I don’t think I can fully express my obsession with this green tomato-like, apple-like, hint of lime wonder. As the rain continued in sheets, soaking me to the bone, I stood there quietly, carefully surveying the harvest. Only the ones that had successfully burst through their paper shells were ready for picking and in the pouring rain it was impossible to tell. Out of the corner of my eye I spotted a cobalt blue raincoat standing and staring on the other side of the row. “Are we crazy?” the man under the cobalt asked me when our eyes met. “I wouldn’t be out here if it weren’t for the tomatillos.” I replied as I raised a hand in greeting. My hand said “Yup, we are crazy” even as my voice made excuses. Soon he came around to my row and said “what’s a tomatillo?” I pulled one of out my bag and launched into cooking school mode. “They’re like a tart tomato, think granny smith – think Mexican food…” Meanwhile an obese drop of rain hung on the man’s nose, another in his eyelashes.

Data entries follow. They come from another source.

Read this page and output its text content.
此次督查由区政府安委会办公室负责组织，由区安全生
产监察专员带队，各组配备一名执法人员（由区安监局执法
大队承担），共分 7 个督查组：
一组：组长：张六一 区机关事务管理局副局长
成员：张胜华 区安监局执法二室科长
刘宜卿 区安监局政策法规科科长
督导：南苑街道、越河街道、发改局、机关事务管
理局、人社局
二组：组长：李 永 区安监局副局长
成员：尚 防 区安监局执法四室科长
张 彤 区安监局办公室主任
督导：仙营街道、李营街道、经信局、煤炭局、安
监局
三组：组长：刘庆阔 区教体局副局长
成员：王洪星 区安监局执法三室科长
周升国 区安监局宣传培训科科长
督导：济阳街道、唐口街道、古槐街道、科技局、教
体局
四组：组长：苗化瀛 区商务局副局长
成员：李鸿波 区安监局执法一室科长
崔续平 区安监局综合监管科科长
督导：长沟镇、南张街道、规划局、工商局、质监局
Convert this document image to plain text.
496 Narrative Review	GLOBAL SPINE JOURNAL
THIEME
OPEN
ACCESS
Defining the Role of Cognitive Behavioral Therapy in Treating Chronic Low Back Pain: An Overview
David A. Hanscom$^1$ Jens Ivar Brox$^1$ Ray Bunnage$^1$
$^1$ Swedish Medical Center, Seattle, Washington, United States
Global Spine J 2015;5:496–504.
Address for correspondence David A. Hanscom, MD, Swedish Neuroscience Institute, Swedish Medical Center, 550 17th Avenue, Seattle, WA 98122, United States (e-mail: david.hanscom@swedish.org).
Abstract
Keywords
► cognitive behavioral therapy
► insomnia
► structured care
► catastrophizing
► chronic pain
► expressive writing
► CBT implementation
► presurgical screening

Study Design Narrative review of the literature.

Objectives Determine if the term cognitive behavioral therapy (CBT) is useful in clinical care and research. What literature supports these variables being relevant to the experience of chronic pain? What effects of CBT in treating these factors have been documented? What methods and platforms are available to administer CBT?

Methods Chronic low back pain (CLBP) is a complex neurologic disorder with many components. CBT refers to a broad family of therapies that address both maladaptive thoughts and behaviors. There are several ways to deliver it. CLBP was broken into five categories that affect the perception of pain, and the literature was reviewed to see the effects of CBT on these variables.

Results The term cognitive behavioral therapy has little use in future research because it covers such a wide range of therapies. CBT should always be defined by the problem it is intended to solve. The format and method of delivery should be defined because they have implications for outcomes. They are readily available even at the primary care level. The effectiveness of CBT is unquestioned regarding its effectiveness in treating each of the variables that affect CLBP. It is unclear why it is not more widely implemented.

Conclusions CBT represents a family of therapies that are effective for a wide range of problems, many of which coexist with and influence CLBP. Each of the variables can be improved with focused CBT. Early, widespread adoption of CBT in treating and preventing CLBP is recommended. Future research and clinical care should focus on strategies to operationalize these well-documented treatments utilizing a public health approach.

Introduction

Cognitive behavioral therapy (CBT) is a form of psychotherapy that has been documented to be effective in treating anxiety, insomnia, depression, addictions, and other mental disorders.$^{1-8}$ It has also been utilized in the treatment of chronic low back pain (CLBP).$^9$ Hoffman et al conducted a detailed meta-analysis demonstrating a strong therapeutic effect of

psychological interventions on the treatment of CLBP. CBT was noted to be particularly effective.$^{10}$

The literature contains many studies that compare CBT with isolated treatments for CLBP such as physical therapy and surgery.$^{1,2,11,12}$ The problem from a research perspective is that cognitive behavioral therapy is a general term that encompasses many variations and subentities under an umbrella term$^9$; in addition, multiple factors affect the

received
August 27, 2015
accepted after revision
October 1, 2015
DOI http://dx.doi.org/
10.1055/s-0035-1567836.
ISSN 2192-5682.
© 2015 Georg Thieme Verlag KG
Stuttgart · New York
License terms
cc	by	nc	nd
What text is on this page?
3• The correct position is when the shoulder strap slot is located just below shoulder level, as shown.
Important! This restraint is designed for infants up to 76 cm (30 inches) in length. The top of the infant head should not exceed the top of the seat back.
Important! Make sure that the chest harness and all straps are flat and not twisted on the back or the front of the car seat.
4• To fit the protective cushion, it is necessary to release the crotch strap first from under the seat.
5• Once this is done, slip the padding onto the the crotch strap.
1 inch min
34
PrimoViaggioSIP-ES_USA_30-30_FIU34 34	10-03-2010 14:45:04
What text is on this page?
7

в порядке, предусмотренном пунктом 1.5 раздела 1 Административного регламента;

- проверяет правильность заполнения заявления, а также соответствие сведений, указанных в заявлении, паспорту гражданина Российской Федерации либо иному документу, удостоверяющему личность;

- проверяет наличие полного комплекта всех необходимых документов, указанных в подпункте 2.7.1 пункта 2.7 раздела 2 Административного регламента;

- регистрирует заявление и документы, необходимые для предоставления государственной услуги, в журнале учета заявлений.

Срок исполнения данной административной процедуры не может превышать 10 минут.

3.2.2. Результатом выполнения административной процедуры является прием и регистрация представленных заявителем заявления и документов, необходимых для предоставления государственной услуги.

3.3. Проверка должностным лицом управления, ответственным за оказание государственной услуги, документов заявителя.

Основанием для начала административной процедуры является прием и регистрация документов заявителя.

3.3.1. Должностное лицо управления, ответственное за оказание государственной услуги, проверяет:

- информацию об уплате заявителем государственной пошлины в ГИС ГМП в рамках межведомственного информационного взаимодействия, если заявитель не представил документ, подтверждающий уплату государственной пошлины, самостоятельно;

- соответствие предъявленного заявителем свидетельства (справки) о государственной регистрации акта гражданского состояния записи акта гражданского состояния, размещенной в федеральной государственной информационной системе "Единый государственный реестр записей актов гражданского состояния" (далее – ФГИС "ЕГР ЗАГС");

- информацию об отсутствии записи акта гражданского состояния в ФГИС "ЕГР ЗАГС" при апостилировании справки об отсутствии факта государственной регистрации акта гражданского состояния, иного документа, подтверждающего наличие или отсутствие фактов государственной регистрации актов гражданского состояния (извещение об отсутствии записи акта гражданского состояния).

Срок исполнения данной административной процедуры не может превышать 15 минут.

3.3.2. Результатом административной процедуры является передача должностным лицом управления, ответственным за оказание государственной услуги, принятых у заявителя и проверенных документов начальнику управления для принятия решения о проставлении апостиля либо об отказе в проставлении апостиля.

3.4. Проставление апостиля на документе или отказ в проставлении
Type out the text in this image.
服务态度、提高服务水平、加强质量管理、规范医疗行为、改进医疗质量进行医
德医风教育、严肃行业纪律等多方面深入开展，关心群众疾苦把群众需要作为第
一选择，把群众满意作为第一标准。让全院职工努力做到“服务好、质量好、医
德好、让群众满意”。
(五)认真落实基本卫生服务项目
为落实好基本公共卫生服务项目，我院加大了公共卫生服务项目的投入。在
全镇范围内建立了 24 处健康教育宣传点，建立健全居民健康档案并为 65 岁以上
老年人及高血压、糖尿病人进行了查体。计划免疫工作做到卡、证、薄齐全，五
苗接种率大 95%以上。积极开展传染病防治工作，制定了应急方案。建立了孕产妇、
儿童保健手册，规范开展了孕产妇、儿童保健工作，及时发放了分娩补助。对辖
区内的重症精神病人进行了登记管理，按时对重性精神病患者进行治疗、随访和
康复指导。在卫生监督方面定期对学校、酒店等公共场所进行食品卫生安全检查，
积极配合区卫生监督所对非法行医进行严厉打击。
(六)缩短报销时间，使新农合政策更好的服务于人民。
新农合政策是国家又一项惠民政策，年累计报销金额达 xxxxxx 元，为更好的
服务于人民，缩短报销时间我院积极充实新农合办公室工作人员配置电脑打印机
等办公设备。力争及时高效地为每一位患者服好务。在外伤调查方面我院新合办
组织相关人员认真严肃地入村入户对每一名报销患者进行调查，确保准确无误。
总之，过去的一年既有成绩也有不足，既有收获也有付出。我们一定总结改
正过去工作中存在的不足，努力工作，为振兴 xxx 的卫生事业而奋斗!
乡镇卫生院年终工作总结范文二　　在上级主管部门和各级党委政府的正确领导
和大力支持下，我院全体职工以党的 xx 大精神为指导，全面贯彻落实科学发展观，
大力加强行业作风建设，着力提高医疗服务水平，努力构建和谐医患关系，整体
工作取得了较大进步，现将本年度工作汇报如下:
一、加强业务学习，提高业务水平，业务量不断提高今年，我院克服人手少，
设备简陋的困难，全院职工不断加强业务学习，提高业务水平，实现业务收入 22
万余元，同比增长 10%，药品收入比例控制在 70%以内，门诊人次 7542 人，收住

A mosquito bit my neck. “Ah…” the man nodded. Why, I’m not sure. He told me the raspberries were worth the rain. I was anxious to move onto Italian flat leaf parsley but didn’t say so. Instead, I laughed and admitted the raspberries might have to wait a week. My sneakers were filled with silt. My canvas pants clung to my calves. Mud graced the cuffs. Grit was in my teeth from sneaking a cherry tomato. Dirt was under my nails and I’m sure, smudged on my face. Rain’s wet had found it’s way through my raincoat. It started to run down my back. Still I wished my picking companion a nice weekend and grinning like a fool, made my way back to the car.
Green peppers, zucchini, summer squash, onions, carrots, hot peppers, cucumbers, eggplant, lettuce, kale, cilantro, dill, honeydew, watermelon, arugula, thyme, sage, plum and cherry tomatoes…and tomatillos. Happiness is all that.